The authors went on to identify that excessive ROS production occurs when SDH drives reverse electron transport through mitochondrial complex I, the first enzyme complex in the cellular-respiration chain (Fig. 1). This reverse electron transport occurs because, on reperfusion, the succinate that has accumulated is rapidly oxidized, leading to over-reduction of the cellular pool of coenzyme Q molecules, which are crucial electron carriers during respiration. The over-reduction drives electrons back through complex I, generating ROS in the process. The researchers also show that blocking electron flow through complex I using the chemical compounds rotenone or mitochondria-targeted S-nitrosothiol6 inhibits the increase in ROS in tissues undergoing reperfusion after ischaemia.
These findings join those of several other studies pointing to succinate as an inducer of inflammation2,3,7,8,9. Most notable among these is the finding2 that macrophage cells of the immune system are induced to produce succinate following activation through Toll-like receptor 4 (TLR4), which recognizes lipopolysaccharide, a component of the cell walls of some bacteria (Fig. 1). In that situation, the succinate is generated from the amino acid glutamine and acts to stabilize the transcription factor HIF-1α, which in turn leads to an increase in activity of HIF-1α-dependent genes, one of which encodes the pro-inflammatory molecule IL-1β (ref. 2). Of direct relevance to the current study are observations that implicate TLR4 (and TLR2) in IR injury in the heart10,11. It is possible that macrophage TLRs are bound by products of damaged tissue during ischaemia, activating the cells to produce succinate and thus contributing to IR injury.
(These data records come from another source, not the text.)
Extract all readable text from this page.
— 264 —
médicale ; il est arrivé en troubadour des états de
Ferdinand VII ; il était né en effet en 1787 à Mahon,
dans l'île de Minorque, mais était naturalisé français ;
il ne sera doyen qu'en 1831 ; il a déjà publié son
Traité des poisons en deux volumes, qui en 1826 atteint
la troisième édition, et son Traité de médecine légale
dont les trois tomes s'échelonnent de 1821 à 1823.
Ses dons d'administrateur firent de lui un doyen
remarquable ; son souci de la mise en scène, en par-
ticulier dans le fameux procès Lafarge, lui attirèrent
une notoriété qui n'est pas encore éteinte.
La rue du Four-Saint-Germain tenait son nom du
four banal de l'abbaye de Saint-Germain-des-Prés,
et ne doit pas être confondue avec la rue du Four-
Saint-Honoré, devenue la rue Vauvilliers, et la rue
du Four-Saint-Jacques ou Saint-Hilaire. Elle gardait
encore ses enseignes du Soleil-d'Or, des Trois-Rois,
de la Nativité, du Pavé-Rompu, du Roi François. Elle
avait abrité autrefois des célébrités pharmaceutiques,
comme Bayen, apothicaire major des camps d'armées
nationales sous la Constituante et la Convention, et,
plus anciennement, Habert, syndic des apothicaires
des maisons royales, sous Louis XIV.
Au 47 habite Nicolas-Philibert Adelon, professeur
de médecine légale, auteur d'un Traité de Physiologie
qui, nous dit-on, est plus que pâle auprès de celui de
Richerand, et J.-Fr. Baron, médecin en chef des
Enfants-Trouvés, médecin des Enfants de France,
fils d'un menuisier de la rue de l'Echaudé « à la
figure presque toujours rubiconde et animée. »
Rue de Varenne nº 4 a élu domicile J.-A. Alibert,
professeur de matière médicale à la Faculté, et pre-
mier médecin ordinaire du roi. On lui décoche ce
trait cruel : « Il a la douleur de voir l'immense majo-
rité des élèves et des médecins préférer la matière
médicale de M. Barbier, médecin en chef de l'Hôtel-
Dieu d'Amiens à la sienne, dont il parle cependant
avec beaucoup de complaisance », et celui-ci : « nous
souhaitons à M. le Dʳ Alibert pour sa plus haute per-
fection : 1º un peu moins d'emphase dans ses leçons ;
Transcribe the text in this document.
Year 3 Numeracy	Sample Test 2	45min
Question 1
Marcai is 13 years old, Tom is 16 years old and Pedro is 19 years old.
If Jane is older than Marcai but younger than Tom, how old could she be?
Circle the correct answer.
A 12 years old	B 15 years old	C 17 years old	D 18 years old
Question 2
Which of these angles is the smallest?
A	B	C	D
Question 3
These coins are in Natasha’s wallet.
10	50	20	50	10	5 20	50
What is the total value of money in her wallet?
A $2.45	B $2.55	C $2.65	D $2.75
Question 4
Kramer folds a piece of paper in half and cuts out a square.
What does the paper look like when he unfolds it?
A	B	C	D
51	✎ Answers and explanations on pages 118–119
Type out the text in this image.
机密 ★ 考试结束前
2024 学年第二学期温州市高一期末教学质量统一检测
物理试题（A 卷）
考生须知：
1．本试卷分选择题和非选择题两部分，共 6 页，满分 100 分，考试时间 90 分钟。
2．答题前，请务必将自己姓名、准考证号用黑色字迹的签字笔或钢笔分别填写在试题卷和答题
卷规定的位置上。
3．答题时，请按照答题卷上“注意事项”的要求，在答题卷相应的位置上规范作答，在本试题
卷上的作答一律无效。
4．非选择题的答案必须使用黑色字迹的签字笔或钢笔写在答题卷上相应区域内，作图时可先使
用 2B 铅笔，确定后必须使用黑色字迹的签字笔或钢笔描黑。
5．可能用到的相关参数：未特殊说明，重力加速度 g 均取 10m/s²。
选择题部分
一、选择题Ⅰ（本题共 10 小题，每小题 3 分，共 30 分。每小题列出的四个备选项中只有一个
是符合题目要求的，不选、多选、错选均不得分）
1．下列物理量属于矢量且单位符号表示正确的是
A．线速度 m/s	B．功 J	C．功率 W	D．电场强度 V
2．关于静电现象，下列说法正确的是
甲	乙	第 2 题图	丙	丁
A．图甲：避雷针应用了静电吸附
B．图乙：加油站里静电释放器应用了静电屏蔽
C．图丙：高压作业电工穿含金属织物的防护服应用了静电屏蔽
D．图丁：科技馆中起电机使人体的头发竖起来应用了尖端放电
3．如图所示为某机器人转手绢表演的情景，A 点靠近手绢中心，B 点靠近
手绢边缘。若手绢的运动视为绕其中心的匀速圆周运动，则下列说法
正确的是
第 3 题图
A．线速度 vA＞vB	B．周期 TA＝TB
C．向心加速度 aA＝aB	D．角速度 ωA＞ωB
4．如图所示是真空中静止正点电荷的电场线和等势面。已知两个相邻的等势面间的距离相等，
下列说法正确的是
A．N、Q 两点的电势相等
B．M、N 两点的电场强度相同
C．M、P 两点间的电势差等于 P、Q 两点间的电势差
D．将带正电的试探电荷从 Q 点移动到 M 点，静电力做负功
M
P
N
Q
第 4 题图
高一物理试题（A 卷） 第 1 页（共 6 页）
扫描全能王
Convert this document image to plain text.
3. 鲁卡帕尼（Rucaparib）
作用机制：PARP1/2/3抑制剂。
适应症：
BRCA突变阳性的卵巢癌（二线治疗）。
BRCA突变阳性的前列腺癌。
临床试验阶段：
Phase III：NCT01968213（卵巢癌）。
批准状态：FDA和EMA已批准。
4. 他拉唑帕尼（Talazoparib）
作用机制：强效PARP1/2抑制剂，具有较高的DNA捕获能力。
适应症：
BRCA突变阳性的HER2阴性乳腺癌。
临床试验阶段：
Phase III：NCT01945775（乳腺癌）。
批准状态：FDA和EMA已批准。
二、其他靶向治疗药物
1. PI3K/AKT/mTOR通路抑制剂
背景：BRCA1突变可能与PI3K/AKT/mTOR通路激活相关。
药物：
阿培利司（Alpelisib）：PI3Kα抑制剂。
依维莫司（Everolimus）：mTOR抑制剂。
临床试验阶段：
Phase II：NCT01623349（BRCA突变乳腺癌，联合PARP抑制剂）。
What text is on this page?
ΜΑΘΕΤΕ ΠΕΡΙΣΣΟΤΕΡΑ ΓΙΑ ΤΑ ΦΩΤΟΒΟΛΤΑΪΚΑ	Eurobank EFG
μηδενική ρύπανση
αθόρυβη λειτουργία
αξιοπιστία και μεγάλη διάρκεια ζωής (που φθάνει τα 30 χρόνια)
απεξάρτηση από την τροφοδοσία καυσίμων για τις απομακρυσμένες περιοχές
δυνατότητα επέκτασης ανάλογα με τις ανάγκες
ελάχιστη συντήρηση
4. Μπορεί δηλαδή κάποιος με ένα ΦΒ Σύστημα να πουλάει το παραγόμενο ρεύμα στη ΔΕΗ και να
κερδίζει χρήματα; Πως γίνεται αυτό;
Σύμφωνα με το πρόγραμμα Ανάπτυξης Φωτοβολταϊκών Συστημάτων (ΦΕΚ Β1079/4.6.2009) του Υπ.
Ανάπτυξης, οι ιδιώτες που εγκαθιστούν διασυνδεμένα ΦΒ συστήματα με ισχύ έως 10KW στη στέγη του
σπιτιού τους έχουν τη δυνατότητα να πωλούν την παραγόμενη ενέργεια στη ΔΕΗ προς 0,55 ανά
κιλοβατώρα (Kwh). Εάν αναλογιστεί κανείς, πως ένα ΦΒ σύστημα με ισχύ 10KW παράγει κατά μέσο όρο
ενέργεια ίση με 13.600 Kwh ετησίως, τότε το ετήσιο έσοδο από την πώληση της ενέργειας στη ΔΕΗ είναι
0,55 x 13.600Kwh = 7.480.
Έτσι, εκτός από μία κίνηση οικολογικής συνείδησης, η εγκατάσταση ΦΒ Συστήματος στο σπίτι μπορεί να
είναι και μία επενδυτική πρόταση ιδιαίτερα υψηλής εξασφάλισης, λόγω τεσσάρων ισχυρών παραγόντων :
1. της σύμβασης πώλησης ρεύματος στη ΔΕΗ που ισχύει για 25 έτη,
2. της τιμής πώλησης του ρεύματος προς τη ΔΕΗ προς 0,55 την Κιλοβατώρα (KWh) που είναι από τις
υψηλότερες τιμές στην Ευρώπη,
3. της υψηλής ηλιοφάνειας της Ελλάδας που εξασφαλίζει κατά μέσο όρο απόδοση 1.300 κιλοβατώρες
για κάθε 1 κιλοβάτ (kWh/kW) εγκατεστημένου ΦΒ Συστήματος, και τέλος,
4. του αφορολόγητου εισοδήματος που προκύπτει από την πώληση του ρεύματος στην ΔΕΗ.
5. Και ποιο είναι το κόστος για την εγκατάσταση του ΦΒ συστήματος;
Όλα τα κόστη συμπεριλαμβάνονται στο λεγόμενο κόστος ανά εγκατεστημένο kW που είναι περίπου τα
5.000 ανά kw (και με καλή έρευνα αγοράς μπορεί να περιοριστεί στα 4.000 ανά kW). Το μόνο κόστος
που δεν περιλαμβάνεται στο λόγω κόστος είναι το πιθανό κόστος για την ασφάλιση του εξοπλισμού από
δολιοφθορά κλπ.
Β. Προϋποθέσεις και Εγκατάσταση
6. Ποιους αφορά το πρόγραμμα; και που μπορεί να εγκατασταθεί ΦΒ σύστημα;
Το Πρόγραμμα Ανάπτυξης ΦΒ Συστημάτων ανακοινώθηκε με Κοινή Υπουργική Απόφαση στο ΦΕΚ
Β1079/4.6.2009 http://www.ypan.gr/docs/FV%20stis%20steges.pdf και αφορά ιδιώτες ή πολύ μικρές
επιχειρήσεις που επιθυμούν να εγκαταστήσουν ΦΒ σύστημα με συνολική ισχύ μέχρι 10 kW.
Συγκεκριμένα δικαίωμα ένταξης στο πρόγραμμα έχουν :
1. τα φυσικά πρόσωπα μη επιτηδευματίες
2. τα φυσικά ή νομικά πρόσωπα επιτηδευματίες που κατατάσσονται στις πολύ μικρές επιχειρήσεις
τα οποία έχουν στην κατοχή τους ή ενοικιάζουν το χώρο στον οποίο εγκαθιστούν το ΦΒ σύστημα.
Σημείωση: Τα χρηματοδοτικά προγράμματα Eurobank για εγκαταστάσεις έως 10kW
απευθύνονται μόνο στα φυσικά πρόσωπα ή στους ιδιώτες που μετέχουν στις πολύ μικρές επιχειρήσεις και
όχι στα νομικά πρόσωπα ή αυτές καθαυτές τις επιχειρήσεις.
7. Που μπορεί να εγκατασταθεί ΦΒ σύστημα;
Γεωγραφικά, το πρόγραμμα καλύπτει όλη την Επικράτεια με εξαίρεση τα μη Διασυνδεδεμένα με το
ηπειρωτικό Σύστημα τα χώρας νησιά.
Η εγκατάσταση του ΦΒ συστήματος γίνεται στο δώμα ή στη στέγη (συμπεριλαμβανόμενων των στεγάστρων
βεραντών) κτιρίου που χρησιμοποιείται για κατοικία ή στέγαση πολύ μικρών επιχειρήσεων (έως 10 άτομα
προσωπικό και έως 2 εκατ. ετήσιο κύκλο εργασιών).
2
Succinate is also elevated in other inflammatory conditions, including colitis6 and rheumatoid arthritis7, and it is possible that succinate generates ROS in those conditions through complex I, as shown by Chouchani and colleagues. And binding of succinate to a receptor called SUCNR1, which is expressed by dendritic cells of the immune system, has been shown to enhance the production of pro-inflammatory molecules by these cells when they are activated by TLR binding.
Chouchani and co-workers' study should therefore stimulate further analysis not only of the importance of succinate as a mediator of IR injury, but also of the molecule's broader role in inflammatory conditions and disease states involving mitochondrial ROS. Preventing succinate accumulation could bring benefits by limiting inflammation in conditions such as sepsis or rheumatoid arthritis, and may provide a new approach for limiting the damage caused by heart attack or stroke. Ultimately, the targeting of the events described here could result in much-needed therapies for patients for whom there are currently limited options.